Sendiri Namun Berarti



“Terkadang kesedihan memerlukan kesendirian, meskipun seringkali kesendirian mengundang kesedihan tak tertahankan.”


Tere Liye, Kisah Sang Penandai





Adakalanya hidup itu sendiri, dilalui dengan kesendirian, ditemani oleh dirinya sendiri, bayang-bayang adalah teman yang akrab jika ia berjalan di tempat yang terang, seringkali juga menjumpai jalan yang gelap tanpa penerang sama sekali, maka hatinyalah yang menjadi penghiburnya.

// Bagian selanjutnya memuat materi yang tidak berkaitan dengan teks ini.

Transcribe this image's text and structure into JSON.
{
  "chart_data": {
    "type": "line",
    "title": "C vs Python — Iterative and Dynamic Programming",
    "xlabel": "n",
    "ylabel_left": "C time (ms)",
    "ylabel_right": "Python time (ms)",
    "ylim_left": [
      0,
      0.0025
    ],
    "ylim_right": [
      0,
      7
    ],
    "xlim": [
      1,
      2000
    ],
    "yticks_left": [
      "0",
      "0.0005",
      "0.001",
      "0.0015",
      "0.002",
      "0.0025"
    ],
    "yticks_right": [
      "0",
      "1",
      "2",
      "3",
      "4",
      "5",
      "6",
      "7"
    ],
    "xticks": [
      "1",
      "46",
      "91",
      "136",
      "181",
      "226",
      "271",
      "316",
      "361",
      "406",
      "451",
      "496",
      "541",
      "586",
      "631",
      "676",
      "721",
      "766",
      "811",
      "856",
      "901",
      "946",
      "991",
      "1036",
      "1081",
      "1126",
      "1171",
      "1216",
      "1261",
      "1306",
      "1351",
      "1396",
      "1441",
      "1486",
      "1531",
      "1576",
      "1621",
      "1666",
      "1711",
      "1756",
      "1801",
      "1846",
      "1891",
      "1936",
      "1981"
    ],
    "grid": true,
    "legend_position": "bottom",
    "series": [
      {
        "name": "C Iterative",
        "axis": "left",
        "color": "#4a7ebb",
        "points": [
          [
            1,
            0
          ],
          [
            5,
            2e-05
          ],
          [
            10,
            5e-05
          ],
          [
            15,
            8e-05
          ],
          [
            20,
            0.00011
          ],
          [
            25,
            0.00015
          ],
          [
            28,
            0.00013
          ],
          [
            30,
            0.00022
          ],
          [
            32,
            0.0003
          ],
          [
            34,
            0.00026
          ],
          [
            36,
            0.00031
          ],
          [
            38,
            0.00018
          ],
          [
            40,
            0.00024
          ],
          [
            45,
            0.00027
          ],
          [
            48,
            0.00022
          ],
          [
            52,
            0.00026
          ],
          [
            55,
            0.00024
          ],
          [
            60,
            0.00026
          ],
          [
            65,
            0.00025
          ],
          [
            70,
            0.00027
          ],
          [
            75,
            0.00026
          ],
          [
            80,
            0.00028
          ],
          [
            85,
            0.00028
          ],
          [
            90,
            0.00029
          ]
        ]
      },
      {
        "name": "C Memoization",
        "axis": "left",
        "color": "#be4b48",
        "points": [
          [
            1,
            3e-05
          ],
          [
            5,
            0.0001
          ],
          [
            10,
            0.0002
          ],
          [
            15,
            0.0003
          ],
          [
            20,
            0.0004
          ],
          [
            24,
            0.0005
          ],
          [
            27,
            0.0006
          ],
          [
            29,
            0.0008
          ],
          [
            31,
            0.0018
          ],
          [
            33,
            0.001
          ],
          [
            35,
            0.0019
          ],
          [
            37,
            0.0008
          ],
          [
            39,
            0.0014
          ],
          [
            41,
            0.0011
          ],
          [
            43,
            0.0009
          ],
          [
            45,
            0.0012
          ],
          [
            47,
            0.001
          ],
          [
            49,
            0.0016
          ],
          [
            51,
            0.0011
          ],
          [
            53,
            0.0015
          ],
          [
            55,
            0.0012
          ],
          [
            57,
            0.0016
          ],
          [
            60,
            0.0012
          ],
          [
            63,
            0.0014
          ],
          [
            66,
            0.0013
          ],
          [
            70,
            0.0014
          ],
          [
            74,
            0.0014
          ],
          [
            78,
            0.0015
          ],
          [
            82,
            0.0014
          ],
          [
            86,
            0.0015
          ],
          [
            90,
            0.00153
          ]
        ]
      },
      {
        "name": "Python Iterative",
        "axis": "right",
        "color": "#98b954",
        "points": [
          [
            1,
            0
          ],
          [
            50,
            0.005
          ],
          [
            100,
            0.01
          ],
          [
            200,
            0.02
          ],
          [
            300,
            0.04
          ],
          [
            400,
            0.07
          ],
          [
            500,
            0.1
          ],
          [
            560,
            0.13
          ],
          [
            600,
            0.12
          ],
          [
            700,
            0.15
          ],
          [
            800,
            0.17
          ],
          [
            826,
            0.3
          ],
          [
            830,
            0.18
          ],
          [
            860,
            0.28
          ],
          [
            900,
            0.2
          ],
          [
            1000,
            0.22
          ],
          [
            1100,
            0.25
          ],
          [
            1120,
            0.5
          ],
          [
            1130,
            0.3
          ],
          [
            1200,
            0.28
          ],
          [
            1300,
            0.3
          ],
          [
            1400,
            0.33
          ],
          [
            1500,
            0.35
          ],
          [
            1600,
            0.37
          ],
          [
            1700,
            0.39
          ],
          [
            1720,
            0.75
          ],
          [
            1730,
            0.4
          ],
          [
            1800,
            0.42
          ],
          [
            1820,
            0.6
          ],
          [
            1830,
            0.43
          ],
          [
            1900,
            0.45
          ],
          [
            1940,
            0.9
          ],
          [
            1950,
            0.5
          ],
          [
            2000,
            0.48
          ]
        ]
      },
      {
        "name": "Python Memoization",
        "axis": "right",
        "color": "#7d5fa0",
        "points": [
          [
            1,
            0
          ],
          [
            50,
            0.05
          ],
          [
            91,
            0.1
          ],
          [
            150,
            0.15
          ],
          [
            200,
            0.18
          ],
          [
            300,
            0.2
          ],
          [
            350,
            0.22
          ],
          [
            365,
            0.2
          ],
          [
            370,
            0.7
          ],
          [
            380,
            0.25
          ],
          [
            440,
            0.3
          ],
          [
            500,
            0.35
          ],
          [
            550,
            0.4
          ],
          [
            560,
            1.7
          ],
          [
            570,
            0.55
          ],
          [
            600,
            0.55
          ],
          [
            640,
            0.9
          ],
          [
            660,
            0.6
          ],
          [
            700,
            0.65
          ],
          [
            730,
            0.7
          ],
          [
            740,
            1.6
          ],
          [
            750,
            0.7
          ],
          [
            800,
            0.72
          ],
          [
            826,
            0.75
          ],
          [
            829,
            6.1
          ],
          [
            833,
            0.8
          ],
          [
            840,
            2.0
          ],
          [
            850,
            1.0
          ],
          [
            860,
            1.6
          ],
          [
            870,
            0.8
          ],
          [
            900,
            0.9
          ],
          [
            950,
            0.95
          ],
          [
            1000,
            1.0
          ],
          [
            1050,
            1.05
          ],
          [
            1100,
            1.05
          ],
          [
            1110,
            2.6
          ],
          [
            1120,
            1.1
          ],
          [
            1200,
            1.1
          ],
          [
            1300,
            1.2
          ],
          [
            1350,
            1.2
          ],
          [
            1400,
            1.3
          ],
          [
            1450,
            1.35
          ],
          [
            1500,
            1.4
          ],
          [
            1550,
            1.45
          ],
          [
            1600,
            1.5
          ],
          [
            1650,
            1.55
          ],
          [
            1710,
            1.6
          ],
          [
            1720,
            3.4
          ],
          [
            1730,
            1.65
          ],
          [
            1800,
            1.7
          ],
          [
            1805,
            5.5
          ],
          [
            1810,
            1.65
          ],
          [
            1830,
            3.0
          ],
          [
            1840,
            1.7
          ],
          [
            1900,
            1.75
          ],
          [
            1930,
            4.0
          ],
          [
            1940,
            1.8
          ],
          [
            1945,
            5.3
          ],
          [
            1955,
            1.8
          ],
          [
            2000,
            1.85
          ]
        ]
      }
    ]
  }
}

Seorang lelaki berdiri di tepi pantai, sorot matanya menatap lurus ke depan, melihat hamparan air yang luas tak bertepi, air memecah kesunyian dirinya yang sepi, pecahan suara deburan ombak memecah batu karang yang berdiri kokoh.


Pandangannya terpusat ke batu karang yang agak menjorok ke tengah laut, buih-buih air laut yang berwarna putih terlihat kontras dengan air laut yang berwarna biru langit, tanda bahwa laut tersebut tidaklah terlalu dalam.


Berjam-jam pria paruh baya itu berdiri teguh bagai batu karang, angin yang berhembus kencang dari arah laut tak dihiraukannya, sehingga terlihat busana dan rambutnya diterpa angin, berguncang melambai. Apa yang terpikirkan oleh pria itu, hanyalah dirinya yang tahu, Ia seolah-olah menyimpan rapat rahasia hidupnya.

Raut mukanya terlihat biasa saja, tidak menunjukkan seseorang yang bersedih atau pun sedang gembira, nampak seperti seorang yang menikmati suasana pantai dengan acuh tak acuh.

Matahari sudah meninggi ke atas, perubahan bayang manusia sudah bergeser ke tepi kanan, menandakan hari sekitar jam 1 atau jam 2 siang, namun tetap saja pria itu berdiri tak bergeming, kini air laut sudah mencapai mata kakinya, dan ia sengaja membiarkan semua itu terjadi tanpa peduli, bahkan sudah terlihat binatang ubur-ubur yang apabila terkena kulit manusia akan terasa panas dan gatal.


Sejauh mataku memandang
hamparan air seperti permadani yang dingin
aku ingin berjalan di atasnya
menuju kerajaan lautan
aku ingin menghadap raja
mempersembahkan upeti
untuk yang kugagumi
laut yang tenang


Tidaklah heran manusia menatap laut yang sunyi, seperti halnya seorang pendaki gunung menuju puncaknya menatap sunyi disekelilingnya, hanya untuk mencari keheningan dan sendiri. Sepertinya jalan menuju keheningan itu banyak dicari oleh manusia.

Ketenangan yang damai dapat dilihat dari pesona alam yang hening dan hikmat serta teguh berdiri dengan kokohnya. Sama halnya di pusat keramaian orang-orang mencari ketenangan dan kedamaian dan menghindar dari hiruk pikuk yang monoton dan kaku. Seringkali kita melihat seseorang berdiri di pojok atau sudut suatu ruangan hanya untuk menyendiri dan sepi.